I love an excuse to try out a completely new recipe – and luckily the situation came up for me to try my hand at two Vietnamese style dishes: summer rolls and pho.
You may remember last year that TC held a gaming day. The game, A Distant Plain, was set in Afghanistan, and to round off the day I served an utterly instagrammable goat pilaf dish.
Well, this time TC once again decided to take over my living room with a game. Fire In The Lake was a later game in the same series as A Distant Plain (if you’re at all interested, check out his review from the Afghan day).
Pho will come later, but right now I want to share my recipe for…
Vietnamese Summer Rolls
These summer rolls were the perfect little starter. Crunchy, healthy and super tasty. A lot of recipes I saw had vermicelli noodles in, but since we were having noodle soup for main, I didn’t want to go overboard on the noodles.
The chopping for this is quite time consuming. There’s a lot of veg to be chopped. Feel free to add in your own favourite fillings – cucumber, cabbage, avocado, chives…
I always get raw prawns so I can add my own seasoning when they’re cooking, but feel free to buy ready-cooked prawns. Or switch it out for salmon, chicken or beef strips, if that takes your fancy.
Without a doubt, the most frustrating and time-consuming part of making this is the construction.
It’s better to underestimate the length of time the wrappers need to be soaked. A couple were completely sodden after just a few seconds too long, and went straight in the bin. Once you’ve done it a couple of times, you’ll have an idea of how much to put in each, to be sure you can wrap it securely.

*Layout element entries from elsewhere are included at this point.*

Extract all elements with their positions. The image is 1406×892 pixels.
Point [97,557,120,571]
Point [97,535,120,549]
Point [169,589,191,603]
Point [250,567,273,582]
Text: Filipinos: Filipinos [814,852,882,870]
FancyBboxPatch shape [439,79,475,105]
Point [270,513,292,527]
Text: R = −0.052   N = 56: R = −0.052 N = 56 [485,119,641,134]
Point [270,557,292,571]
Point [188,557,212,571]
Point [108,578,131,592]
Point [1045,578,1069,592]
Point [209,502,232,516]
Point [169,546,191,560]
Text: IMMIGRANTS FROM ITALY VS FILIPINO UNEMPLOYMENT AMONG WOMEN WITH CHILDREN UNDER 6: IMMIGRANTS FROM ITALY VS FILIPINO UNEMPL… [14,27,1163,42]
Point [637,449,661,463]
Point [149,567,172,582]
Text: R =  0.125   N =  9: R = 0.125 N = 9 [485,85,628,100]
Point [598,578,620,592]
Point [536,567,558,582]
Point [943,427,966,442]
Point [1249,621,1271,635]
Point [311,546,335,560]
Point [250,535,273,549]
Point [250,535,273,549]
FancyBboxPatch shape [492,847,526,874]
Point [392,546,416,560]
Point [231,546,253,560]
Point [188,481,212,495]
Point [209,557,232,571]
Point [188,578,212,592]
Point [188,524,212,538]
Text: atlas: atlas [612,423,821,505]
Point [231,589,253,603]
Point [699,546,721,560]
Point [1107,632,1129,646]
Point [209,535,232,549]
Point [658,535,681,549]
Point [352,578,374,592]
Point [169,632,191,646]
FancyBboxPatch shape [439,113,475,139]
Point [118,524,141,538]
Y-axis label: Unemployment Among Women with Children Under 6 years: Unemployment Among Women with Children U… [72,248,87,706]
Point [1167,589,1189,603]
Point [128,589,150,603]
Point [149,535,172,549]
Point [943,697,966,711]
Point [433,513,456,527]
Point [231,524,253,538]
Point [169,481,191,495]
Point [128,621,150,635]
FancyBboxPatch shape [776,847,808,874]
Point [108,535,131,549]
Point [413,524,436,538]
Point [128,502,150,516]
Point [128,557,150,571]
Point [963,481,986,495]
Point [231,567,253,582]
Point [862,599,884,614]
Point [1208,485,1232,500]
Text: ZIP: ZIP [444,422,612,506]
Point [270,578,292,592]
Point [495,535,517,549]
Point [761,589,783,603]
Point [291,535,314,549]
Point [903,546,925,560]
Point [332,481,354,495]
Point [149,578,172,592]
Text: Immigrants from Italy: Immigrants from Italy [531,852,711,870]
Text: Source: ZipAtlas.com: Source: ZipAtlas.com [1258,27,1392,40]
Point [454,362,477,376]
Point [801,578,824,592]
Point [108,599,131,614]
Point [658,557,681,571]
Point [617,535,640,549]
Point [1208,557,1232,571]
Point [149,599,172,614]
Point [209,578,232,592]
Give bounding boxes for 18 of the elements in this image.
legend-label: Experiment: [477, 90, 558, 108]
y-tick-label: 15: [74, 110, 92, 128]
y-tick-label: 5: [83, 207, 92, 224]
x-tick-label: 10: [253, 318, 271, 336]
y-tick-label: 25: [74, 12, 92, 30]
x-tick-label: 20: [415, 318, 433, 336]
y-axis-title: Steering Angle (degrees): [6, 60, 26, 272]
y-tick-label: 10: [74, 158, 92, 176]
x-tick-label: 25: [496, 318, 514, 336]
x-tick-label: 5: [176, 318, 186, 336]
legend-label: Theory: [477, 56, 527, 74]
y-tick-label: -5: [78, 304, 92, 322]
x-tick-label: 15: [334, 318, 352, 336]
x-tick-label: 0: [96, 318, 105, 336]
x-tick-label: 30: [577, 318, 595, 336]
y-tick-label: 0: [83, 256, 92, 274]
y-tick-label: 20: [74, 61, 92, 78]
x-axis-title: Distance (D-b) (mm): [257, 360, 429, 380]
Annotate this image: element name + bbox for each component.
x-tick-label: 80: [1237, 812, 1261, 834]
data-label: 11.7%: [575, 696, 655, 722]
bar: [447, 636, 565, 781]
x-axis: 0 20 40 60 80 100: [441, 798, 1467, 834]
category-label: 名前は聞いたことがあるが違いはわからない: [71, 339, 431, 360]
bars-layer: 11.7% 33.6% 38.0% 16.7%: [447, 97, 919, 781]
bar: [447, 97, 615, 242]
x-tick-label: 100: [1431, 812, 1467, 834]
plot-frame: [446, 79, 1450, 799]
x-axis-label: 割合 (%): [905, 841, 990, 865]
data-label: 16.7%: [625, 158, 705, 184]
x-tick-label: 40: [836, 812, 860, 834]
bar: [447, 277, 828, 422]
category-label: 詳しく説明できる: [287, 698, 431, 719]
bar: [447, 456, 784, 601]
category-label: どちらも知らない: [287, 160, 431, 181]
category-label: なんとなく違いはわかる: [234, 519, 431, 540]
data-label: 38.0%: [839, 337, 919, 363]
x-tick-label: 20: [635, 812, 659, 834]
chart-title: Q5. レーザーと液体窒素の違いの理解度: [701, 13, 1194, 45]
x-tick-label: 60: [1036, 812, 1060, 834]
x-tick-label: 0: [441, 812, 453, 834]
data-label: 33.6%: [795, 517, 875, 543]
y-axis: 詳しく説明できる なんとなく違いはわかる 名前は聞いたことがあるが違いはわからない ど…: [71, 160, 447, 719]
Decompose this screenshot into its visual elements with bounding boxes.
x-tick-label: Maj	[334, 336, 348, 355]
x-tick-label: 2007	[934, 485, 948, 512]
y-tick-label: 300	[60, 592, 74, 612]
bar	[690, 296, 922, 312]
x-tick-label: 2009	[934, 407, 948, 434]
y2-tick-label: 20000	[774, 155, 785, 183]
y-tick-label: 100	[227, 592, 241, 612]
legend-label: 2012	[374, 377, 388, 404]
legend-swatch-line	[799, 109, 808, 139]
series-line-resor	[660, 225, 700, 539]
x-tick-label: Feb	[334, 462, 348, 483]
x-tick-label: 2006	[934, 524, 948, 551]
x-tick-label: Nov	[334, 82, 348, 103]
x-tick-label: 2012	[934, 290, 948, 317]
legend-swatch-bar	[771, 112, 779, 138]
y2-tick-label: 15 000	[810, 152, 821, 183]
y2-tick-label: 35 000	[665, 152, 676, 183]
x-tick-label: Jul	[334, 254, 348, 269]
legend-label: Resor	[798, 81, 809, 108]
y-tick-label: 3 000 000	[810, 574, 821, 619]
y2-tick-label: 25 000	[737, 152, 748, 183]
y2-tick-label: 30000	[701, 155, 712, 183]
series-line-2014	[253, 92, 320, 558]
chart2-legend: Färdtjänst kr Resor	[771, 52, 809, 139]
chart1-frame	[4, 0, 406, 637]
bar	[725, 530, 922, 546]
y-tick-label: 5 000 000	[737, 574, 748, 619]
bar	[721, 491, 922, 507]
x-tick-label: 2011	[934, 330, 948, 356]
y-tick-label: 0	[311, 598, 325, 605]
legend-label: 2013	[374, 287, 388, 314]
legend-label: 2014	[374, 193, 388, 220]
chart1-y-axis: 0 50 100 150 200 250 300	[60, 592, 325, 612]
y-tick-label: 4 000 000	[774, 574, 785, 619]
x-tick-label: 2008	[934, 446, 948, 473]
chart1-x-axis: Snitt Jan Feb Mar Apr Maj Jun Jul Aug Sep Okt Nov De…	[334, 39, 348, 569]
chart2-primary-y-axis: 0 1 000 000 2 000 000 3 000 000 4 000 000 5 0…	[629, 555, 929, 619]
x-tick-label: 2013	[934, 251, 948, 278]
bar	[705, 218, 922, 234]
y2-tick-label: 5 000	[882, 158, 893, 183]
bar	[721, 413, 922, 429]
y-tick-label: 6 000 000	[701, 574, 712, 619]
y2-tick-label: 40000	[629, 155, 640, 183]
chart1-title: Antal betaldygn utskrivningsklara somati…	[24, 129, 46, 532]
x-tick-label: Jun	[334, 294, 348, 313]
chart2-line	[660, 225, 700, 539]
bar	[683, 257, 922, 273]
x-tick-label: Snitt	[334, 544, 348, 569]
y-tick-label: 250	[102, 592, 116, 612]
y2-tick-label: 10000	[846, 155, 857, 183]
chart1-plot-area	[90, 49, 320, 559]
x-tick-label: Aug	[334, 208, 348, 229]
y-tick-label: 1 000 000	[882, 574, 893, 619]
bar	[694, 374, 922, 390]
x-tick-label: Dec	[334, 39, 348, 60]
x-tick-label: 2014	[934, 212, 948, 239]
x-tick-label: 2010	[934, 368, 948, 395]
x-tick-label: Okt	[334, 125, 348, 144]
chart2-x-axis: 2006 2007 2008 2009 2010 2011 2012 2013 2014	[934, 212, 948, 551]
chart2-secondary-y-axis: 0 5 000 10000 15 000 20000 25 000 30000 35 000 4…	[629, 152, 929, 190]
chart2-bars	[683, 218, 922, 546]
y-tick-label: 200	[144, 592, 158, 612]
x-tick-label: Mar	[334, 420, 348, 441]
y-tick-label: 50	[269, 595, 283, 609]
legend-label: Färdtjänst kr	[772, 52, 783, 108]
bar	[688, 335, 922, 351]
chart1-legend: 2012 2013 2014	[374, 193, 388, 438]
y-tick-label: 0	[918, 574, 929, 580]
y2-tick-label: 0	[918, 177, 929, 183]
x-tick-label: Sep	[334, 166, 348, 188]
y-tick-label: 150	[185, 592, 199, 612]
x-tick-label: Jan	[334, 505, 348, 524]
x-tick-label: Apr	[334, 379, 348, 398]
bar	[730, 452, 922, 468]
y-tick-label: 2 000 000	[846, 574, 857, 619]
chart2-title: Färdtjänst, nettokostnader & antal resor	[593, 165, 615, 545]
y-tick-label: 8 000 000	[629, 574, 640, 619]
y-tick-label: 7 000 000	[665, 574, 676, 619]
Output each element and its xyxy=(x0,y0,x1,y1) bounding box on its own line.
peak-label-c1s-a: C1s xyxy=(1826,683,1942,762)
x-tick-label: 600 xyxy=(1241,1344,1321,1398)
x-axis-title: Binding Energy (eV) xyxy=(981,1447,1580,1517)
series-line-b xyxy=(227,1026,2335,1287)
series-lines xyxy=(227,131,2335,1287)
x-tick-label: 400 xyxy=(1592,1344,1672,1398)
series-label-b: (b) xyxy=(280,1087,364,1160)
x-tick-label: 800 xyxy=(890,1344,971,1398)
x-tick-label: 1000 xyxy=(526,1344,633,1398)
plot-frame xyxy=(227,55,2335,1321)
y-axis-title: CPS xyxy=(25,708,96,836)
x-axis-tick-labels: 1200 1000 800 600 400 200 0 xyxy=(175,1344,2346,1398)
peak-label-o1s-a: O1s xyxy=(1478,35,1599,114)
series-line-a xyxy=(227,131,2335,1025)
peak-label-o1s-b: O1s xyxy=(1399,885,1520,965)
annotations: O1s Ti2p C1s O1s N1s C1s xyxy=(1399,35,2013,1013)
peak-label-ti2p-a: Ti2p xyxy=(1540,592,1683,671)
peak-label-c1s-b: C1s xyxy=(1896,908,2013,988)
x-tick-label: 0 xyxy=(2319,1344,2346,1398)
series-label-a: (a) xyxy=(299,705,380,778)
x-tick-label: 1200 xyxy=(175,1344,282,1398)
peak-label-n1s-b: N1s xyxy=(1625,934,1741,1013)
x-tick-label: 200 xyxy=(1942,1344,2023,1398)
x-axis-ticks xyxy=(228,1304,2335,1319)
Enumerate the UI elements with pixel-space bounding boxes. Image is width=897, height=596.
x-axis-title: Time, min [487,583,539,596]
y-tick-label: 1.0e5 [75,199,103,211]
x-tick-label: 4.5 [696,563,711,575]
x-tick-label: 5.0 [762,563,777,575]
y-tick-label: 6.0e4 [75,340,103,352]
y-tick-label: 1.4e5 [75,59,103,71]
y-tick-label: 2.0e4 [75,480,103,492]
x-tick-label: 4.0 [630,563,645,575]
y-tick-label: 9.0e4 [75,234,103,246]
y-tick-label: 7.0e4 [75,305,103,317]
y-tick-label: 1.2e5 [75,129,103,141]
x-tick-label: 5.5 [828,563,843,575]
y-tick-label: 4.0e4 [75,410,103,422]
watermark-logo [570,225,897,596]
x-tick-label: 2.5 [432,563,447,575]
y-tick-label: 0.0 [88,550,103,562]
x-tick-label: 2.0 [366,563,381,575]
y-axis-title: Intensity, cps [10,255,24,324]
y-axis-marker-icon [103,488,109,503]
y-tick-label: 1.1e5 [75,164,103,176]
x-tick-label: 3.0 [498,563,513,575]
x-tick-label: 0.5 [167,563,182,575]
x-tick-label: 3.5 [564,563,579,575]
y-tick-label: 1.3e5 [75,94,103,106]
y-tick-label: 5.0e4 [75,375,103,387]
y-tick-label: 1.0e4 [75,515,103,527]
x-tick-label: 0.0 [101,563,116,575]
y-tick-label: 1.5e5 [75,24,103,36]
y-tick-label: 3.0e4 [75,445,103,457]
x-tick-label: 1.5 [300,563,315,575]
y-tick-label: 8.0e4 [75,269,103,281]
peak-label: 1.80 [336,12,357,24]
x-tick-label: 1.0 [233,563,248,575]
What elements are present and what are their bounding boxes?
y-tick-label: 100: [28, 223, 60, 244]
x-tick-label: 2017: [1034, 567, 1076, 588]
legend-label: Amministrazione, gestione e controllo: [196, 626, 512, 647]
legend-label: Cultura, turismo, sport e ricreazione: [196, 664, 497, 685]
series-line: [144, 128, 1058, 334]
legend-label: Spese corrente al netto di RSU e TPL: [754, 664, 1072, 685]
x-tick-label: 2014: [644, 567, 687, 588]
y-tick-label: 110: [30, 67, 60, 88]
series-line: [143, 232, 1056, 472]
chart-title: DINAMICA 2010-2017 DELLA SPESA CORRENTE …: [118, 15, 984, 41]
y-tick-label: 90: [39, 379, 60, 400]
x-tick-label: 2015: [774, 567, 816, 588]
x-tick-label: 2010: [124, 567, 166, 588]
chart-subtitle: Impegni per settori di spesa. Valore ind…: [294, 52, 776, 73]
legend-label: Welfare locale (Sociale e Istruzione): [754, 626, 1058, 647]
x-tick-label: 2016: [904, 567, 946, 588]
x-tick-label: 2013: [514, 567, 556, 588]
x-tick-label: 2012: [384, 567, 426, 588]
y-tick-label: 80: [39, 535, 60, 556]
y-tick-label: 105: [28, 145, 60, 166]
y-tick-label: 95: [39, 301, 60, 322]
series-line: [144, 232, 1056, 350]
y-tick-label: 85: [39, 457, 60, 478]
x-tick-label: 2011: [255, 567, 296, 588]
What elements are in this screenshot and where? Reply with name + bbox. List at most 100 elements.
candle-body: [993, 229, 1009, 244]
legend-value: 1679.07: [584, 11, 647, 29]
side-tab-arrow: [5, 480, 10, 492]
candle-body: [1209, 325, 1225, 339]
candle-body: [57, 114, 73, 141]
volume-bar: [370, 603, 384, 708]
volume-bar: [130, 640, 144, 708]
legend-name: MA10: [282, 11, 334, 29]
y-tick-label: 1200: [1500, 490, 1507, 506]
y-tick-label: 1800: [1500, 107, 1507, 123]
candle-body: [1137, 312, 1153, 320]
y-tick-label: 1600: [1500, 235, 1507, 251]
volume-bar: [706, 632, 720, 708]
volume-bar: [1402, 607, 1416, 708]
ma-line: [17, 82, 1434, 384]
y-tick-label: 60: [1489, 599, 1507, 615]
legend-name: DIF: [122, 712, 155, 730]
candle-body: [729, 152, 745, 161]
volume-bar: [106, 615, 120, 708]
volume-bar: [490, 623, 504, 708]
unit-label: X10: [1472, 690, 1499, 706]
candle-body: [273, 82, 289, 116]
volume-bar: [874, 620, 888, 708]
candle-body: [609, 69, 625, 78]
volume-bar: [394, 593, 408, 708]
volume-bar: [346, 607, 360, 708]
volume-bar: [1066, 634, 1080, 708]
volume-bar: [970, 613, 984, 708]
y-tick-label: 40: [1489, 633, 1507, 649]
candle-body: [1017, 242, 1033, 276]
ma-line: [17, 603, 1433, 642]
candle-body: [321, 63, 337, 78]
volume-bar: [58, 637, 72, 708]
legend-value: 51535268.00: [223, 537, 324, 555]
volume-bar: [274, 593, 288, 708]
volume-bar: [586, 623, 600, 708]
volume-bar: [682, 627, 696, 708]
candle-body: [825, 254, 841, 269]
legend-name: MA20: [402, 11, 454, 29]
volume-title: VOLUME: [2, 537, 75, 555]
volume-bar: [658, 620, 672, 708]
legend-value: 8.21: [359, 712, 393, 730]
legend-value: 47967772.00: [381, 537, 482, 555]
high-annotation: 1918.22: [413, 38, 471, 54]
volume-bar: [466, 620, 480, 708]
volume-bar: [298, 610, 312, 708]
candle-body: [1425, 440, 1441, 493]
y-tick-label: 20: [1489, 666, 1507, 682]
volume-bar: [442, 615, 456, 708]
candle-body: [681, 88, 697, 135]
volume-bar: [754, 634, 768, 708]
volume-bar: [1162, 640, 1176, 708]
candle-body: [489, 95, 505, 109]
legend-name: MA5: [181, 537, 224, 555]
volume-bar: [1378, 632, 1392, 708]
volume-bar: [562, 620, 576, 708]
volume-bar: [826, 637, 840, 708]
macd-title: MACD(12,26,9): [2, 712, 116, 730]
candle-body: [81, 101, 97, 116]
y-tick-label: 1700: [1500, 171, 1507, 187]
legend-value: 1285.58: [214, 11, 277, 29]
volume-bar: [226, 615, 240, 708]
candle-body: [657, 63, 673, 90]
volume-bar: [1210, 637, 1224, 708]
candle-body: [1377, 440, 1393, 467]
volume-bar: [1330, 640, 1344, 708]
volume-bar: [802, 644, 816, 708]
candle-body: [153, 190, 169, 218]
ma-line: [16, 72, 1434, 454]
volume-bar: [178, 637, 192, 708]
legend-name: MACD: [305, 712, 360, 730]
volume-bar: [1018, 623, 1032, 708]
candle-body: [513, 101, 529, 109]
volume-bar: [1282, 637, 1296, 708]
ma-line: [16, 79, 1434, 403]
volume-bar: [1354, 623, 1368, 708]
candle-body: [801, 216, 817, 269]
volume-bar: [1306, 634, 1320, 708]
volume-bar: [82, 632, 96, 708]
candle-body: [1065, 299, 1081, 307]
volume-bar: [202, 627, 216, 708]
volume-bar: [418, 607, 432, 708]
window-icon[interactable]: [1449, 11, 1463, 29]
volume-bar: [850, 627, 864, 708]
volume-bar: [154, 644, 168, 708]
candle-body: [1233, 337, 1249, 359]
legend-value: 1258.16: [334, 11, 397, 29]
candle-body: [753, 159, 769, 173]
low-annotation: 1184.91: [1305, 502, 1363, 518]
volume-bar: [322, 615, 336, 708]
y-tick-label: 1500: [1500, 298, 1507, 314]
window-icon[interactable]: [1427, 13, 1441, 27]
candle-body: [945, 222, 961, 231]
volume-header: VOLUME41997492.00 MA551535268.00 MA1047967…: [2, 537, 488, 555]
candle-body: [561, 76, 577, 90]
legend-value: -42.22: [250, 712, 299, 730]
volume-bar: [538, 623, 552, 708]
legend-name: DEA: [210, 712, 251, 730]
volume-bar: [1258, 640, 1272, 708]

The dip is quite spicy, so if you’re not a fan, add some extra lime juice and make sure to remove the chilli seeds (or put less chilli in).
Makes 15 rolls.
- Raw prawns (15)
- Coconut oil
- Iceberg lettuce (1)
- Carrot (2)
- Red pepper (2)
- Pak choi (2)
- Rice paper spring roll wrappers (15)
For the dip
- Garlic (2 cloves)
- Red chilli (1)
- Lime (1)
- Caster sugar (1tbsp)
- Fish sauce (3tbsp)
- You can make the dip first. Mince your garlic and chilli (removing the seeds if you’re not a spicy fan) and zest and juice your lime.
- Pop the garlic, chilli, sugar and lime zest in a pestle and mortar, and grind away. When it’s broken up enough, mix in the fish sauce and the juice from the lime.
- Fry the prawns in a little coconut oil with some lime juice and coriander until pink and cooked through. Leave to cool.
- Prep EVERYTHING. You want all the vegetables to be in short strips, and as fine as possible. Remove the coriander leaves from the stems. Cut the leaves off the pak choi and cut both the stems and leaves into strips. Slice the lettuce, carrots and peppers. Wash the beansprouts and drain.
- Chop the prawns in half length-ways (and maybe also width-ways if they’re particularly big).
- Create your prep station. You’ll need a non-sticky chopping board, a bowl of lukewarm water, an empty plate for the finished rolls, and all your ingredients easy to reach around you.
- Take a sheet of rice paper and submerge it in the warm water. It doesn’t need to be in long – 15 seconds tops.
- When it’s flexible, pop it on your chopping board. On the edge nearest you, add your fillings – prawn, coriander, lettuce, carrot, pepper and beansprouts. You’ll need a bit of practice to make sure you put the right amount of filling in.
- Lift the nearest edge and tuck it tightly over the fillings. Fold in the sides, then roll the fillings over the rest of the rice paper.
- Repeat with the rest of the rice paper. Remember you can put different fillings in each one, so you can cater to different dietary requirements and taste preferences.
- Serve on a plate surrounding the dip.
Have you made summer rolls before? How about Vietnamese food in general? I’d love to hear your tips!